Let's look at a couple of dyno sheets to prove my point. Click on the image to the left and it'll enlarge. This dyno sheet was from a run done at Edelbrock's facility on a fairly stock 302 Ford engine. Look at where it makes its peak torque and horsepower at. Peak torque is at 3,900 RPM, and peak HP is at 5,200 RPM. Take a close look at what happens as the RPM keeps going up and what a dramatic loss of power there is. I plotted-out the path of loss to 6,500 RPM with red dots to show just how much power that engine is losing as the RPM increases past its peak RPM. Torque went from it's peak of 254 Ft Lbs at 3,900 to about 160 Ft Lbs at 6,500 RPM!!! Horsepower peaked at 243 at 5,200 and dropped all the way down to 175 at 6,500 RPM. That's a loss of 68 HP in only 1,300 RPM!! Imagine if this was your 66 Mustang with a 302 in it with maybe an Edelbrock RPM intake and 600 carb, a set of headers and maybe a couple of more minor additions like most guys have, and you brag that you shift your car at 6,500 RPM because it sounds awesome up there and you like to impress people with how high your engine revs. All you are doing is looking like a dork to anyone that knows anything about engines because you are LOSING a almost 70 HP by doing that. You might as well be applying the brakes from 5,200 RPM to 6,500 RPM because that's about what a 70 HP loss will feel like, and that's not going to win any races!

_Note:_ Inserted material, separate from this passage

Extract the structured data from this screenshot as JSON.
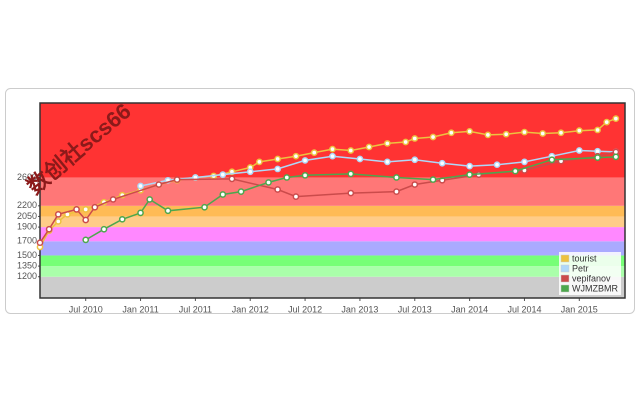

So let's say you have en engine that is a LOT more built than a mild 302 and makes a LOT more power, does this peak RPM thing still apply? Sure it does! Look at the dyno sheet to the right. Click on it to make it bigger. This is from a seriously bad to the bone turbocharged small block Ford. Look at how much power it makes. It's making a whopping 1,177 HP and 1,097 Ft Lbs of torque! Now look at where it makes all of that power at. Peak torque is at 5,200 RPM and peak HP is at 5,800 RPM. Again, I plotted out with red dots the loss over just a 1,000 RPM increase in RPM and look at what a dramatic loss of power there is. 377 HP and 472 Ft Lbs of torque is LOST by shifting just 1,000 RPM higher than where it's peak was at. Imagine if the guy that owned the car this monster is in bragging that he shifts HIS engine at 7,500 RPM! He would probably be losing double of what the numbers were at just 1,000 RPM over his peak points, and what a dork he would be for doing that! That's not how you win races! This is why you NEED to know WHERE your engine makes its peak power at and then make that RPM where you shift at. There is a HUGE difference between how high an engine CAN rev and how high it SHOULD rev, and it's all based on what RPM it makes its peak power at. 95% of the time it is much lower of an RPM than people think. Just because your engine CAN rev higher doesn't mean it's making more power up there. They all "nose over" at some point!
And remember this; it's better to set your shift points about 300 - 400 RPM UNDER your peak power RPM because when your eyes see the tach and your body reacts to shift, and the shift linkage moves, there is a time delay for hydraulics and clutch packs in the tranny to hook-up and lock into the next gear, all while your foot is still to the floor, so you'll be increasing in RPM AS you are shifting, so you want to shift slightly early. Besides, look at the dyno sheet again... there is a plateau of power just below the peak RPM, so you are really AT your peak power longer before the highest RPM than if you rev it more and are on the downward curve of losing power. 95% of the time it's better to slightly short shift than it is to over rev. Now you have proof for why.